I like Sears. I've never read about them donating to gay rights groups or doing anything else objectionable. But I don't like their service. Awhile back, I bought an elliptical exercise machine from them. Constant problems for the first month. Those finally got fixed and it worked fine for over a year. Last month, one of the foot bars snapped in two, rendering it completely unusable.

We had the extended warranty, so they said they'd send out a tech . . . in 22 flippin' days! We didn't exactly have any options, so my wife asked the time. The scheduler said, "It'll be morning or afternoon. We'll call the day before and firm up." They called last night at 7:00 with an automated message that said the tech would be here between "8:00 a.m. and [slight pause for that computer voice] 5:00 p.m."

Thanks for laser precision, fellas. Now my wife is stranded at the house all day, and I have to come back from work for part of the day because she needs to leave around lunch.

Sears, customer service ain't your name. (The smart money, incidentally, says he doesn't show up with the necessary parts or doesn't show up at all.)

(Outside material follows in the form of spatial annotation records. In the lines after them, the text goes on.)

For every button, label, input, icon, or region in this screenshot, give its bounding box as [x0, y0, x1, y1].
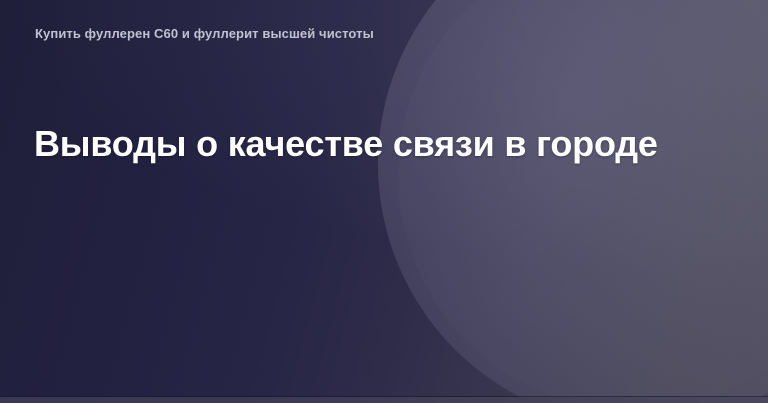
hero-banner: Купить фуллерен C60 и фуллерит высшей чи…	[0, 0, 768, 403]
page-title: Выводы о качестве связи в городе	[34, 122, 658, 166]
site-eyebrow-text: Купить фуллерен C60 и фуллерит высшей чи…	[35, 26, 374, 42]
bottom-accent-strip	[0, 397, 768, 403]
hero-content: Купить фуллерен C60 и фуллерит высшей чи…	[0, 0, 768, 403]
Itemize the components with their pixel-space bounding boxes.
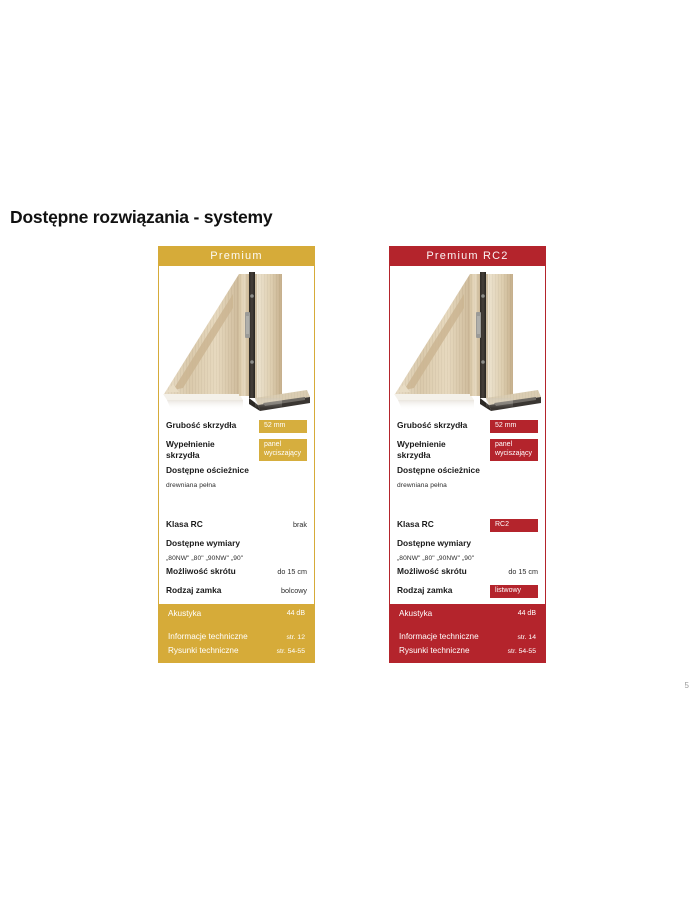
spec-list: Grubość skrzydła 52 mm Wypełnienie skrzy… — [390, 416, 545, 600]
spec-value-badge: RC2 — [490, 519, 538, 532]
spec-label: Dostępne wymiary — [166, 538, 240, 549]
spec-row-filling: Wypełnienie skrzydła panel wyciszający — [166, 439, 307, 461]
spec-label: Wypełnienie skrzydła — [397, 439, 446, 460]
spec-row-shortening: Możliwość skrótu do 15 cm — [397, 566, 538, 581]
spec-value-badge: panel wyciszający — [490, 439, 538, 461]
spec-label: Możliwość skrótu — [397, 566, 467, 577]
door-system-cutaway-image — [390, 266, 545, 416]
spec-row-frames: Dostępne ościeżnice — [397, 465, 538, 480]
spec-label: Dostępne ościeżnice — [397, 465, 480, 476]
spec-row-rc-class: Klasa RC RC2 — [397, 519, 538, 534]
acoustics-value: 44 dB — [287, 610, 305, 617]
link-technical-info[interactable]: Informacje techniczne str. 12 — [168, 632, 305, 641]
acoustics-label: Akustyka — [168, 609, 201, 618]
spec-label: Grubość skrzydła — [166, 420, 236, 431]
card-header-premium-rc2: Premium RC2 — [389, 246, 546, 266]
spec-label: Grubość skrzydła — [397, 420, 467, 431]
spec-row-lock-type: Rodzaj zamka listwowy — [397, 585, 538, 600]
reference-links: Informacje techniczne str. 12 Rysunki te… — [159, 624, 314, 662]
spec-label: Dostępne wymiary — [397, 538, 471, 549]
spec-row-dimensions: Dostępne wymiary — [166, 538, 307, 553]
spec-label: Rodzaj zamka — [166, 585, 221, 596]
dimensions-note: „80NW" „80" „90NW" „90" — [397, 555, 538, 562]
card-body: Grubość skrzydła 52 mm Wypełnienie skrzy… — [389, 266, 546, 663]
page-title: Dostępne rozwiązania - systemy — [10, 207, 272, 228]
spec-list: Grubość skrzydła 52 mm Wypełnienie skrzy… — [159, 416, 314, 600]
spec-label: Dostępne ościeżnice — [166, 465, 249, 476]
page-number: 5 — [685, 681, 689, 690]
slide-page: Dostępne rozwiązania - systemy Premium — [0, 0, 700, 900]
link-technical-drawings[interactable]: Rysunki techniczne str. 54-55 — [168, 646, 305, 655]
reference-links: Informacje techniczne str. 14 Rysunki te… — [390, 624, 545, 662]
spec-value-badge: 52 mm — [490, 420, 538, 433]
door-system-cutaway-image — [159, 266, 314, 416]
card-header-premium: Premium — [158, 246, 315, 266]
card-footer: Akustyka 44 dB Informacje techniczne str… — [159, 604, 314, 662]
acoustics-strip: Akustyka 44 dB — [159, 604, 314, 624]
spec-label: Klasa RC — [397, 519, 434, 530]
spec-value: do 15 cm — [277, 566, 307, 576]
spec-label: Klasa RC — [166, 519, 203, 530]
link-label: Informacje techniczne — [168, 632, 248, 641]
link-page-ref: str. 54-55 — [277, 648, 305, 655]
card-body: Grubość skrzydła 52 mm Wypełnienie skrzy… — [158, 266, 315, 663]
link-technical-drawings[interactable]: Rysunki techniczne str. 54-55 — [399, 646, 536, 655]
link-label: Rysunki techniczne — [168, 646, 239, 655]
frames-note: drewniana pełna — [397, 482, 538, 489]
acoustics-value: 44 dB — [518, 610, 536, 617]
link-technical-info[interactable]: Informacje techniczne str. 14 — [399, 632, 536, 641]
link-label: Informacje techniczne — [399, 632, 479, 641]
spec-value-badge: panel wyciszający — [259, 439, 307, 461]
spacer — [397, 489, 538, 519]
product-card-premium-rc2[interactable]: Premium RC2 — [389, 246, 546, 683]
spec-label: Możliwość skrótu — [166, 566, 236, 577]
spec-row-shortening: Możliwość skrótu do 15 cm — [166, 566, 307, 581]
spec-row-frames: Dostępne ościeżnice — [166, 465, 307, 480]
spec-label: Rodzaj zamka — [397, 585, 452, 596]
product-card-premium[interactable]: Premium — [158, 246, 315, 683]
spec-row-filling: Wypełnienie skrzydła panel wyciszający — [397, 439, 538, 461]
spec-value-badge: 52 mm — [259, 420, 307, 433]
spec-label: Wypełnienie skrzydła — [166, 439, 215, 460]
spec-row-rc-class: Klasa RC brak — [166, 519, 307, 534]
link-page-ref: str. 54-55 — [508, 648, 536, 655]
spec-row-lock-type: Rodzaj zamka bolcowy — [166, 585, 307, 600]
link-page-ref: str. 12 — [286, 634, 305, 641]
link-label: Rysunki techniczne — [399, 646, 470, 655]
acoustics-strip: Akustyka 44 dB — [390, 604, 545, 624]
card-title: Premium — [210, 250, 262, 262]
card-title: Premium RC2 — [426, 250, 508, 262]
spec-row-dimensions: Dostępne wymiary — [397, 538, 538, 553]
spec-row-thickness: Grubość skrzydła 52 mm — [397, 420, 538, 435]
frames-note: drewniana pełna — [166, 482, 307, 489]
spec-value-badge: listwowy — [490, 585, 538, 598]
acoustics-label: Akustyka — [399, 609, 432, 618]
spec-value: brak — [293, 519, 307, 529]
dimensions-note: „80NW" „80" „90NW" „90" — [166, 555, 307, 562]
spec-value: do 15 cm — [508, 566, 538, 576]
spacer — [166, 489, 307, 519]
card-footer: Akustyka 44 dB Informacje techniczne str… — [390, 604, 545, 662]
link-page-ref: str. 14 — [517, 634, 536, 641]
spec-row-thickness: Grubość skrzydła 52 mm — [166, 420, 307, 435]
spec-value: bolcowy — [281, 585, 307, 595]
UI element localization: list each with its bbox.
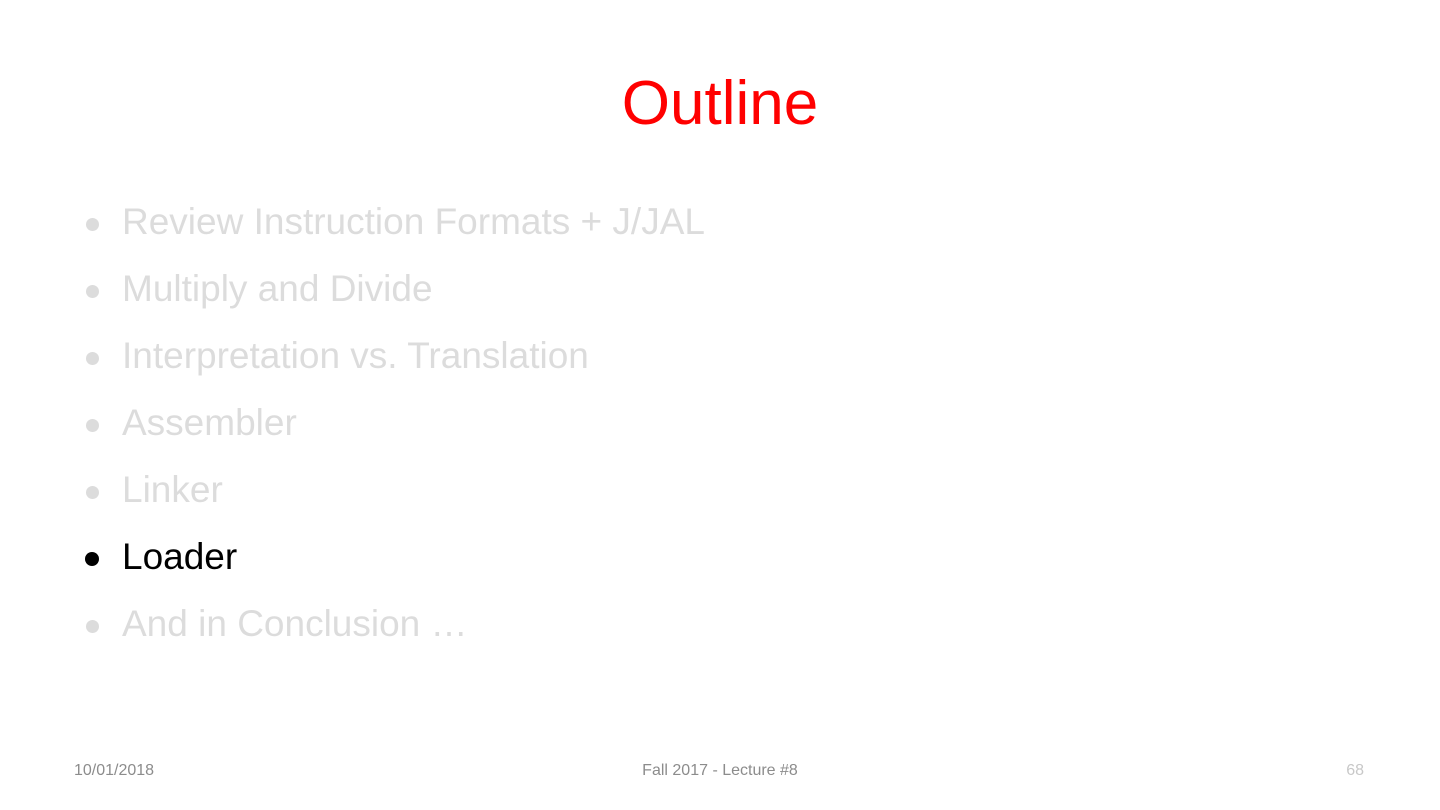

I'm glad I have Sears to rant against. The Internet doesn't have any good fodder. Let's see: Courtney love says Prince Andrew came to her house to look for chicks. If this is surprising, the question is: What salubrious recreation would a person pursue at Ms. Love's? Cocaine? Fine conversation about Nirvana and Moksha? An Aleister Crowley seance? Jessica Simpson flubbed a song and started crying at the Kennedy Center. She is a mortal, even if her body isn't. Comedy Central has ordered "Lil' Bush: Resident of the United States," a cartoon satire that re-imagines President Bush and key executives in his administration as elementary school misfits. No word yet whether the MSM is concerned about the dignity of the office, which was of paramount concern during the Monica scandal ("We just don't want people showing disrespect to the office of President"). E-coli has struck a Taco Bell, triggering panic at college campuses and trailer parks across the nation. Evidence has surfaced that airport x-ray machines show a lot of skin and people are upset. I doubt they'll be a able to use less-invasive machines, though, without triggering the mandatory bargaining clause in the union workers' contract, since this is undoubtedly a great perk of the job. And perhaps the best story I found: Authorities say a man driving a float in the Anderson Christmas parade has been charged with drunk driving after he passed another float then sped down Main Street. That's a killer. All the guy had to do was drive straight at 3 mph, and he couldn't do it. I could do that with a 2.5 BAL. Then again, I'm normally not a moron (though regular readers of this blog may disagree).